In fond memory: The ‘angry’ woman who would not let injustice slide

Friends and admirers fondly remember Najma Sadeque’s activism and disdain for authority


Our Correspondent January 25, 2015
Late journalist Najma Sadeque.

KARACHI:


The conference hall at the Karachi Press Club had a curious centrepiece on Friday evening: a billboard with the caption, “If you think you are too small to make a difference, try sleeping with a mosquito.” The stage was set for a memorial reference in honour of late journalist and activist, Najma Sadeque.


The board was the same that once hung in Sadeque’s room and may well have been the driving force behind her many struggles for human rights. For Sadeque always believed that a single person could make a big difference if only they made the effort.

Whether it be working for women’s rights, labour rights, food insecurity and environmentalism or opposing the forces of capitalism and imperialism, activism was not only her profession - it was her life.



Sadeque passed away on 9 January, 2015 at the age of 72. She was a woman who had worn many hats during the lifetime. She was a journalist, a human rights activiist, founder of the NGO Shirkatgah, researcher and author of several books and reports, a founding member of the Women Action Forum and the list goes on. Her booklets have been translated into 13 languages.

“If she came across any injustice, she took notes and it came out in her articles,” said her daughter, Deneb Sumbul. “She always had an unending number of ideas and perspectives.” She was deemed fearless by many and was known to have no respect for bureaucracy or people in power.

“She was the kind of journalist whose pen was like her sword,” said Anis Haroon, former chairperson of the National Commission on the Status of Women and a close friend. “She had anger inside her - that’s what made her an activist,” she reminisced. “The kind of anger that makes you take action against injustice.”

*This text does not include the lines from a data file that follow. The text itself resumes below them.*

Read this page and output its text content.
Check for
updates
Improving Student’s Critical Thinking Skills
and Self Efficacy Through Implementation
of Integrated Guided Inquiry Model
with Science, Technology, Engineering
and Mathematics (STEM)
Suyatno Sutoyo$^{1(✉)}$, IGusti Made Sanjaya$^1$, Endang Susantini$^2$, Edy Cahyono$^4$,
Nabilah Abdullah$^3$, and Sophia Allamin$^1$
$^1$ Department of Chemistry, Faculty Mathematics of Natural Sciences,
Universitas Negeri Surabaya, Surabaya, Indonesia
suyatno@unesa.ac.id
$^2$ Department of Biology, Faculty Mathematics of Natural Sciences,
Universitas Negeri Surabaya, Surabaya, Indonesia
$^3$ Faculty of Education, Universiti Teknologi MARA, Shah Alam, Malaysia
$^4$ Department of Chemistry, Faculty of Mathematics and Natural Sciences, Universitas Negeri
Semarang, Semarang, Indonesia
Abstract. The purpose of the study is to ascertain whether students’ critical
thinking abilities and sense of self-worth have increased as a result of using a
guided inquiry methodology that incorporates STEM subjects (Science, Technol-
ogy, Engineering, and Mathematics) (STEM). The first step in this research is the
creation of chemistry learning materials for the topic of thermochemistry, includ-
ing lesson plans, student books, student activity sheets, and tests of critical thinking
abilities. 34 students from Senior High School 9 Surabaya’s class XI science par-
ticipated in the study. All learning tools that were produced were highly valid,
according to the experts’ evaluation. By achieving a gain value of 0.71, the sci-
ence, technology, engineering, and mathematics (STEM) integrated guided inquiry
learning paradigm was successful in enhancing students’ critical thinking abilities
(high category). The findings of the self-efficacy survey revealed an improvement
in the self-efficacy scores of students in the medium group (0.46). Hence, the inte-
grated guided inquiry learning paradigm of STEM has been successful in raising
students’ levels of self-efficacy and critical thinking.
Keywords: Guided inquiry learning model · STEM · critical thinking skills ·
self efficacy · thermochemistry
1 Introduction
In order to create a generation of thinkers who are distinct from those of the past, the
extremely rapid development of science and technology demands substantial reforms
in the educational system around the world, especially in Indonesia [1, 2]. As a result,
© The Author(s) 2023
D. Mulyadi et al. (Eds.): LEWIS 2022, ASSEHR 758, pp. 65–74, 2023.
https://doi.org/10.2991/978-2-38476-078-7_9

She wrote an adaptation of the play, Macbeth, called Maqbool in Ziaul Haq’s era so articulately that the censor board did not understand it was against Ziaul Haq and against the execution of Bhutto and let it publish in the newspaper. “There are three ways to look at leadership: The leadership that only takes. The ones who gives in order to take and the ones who give,” said Farida Shaheed from Lahore Shirkatgah.”

She was the one who gave.

Published in The Express Tribune, January 26th, 2015.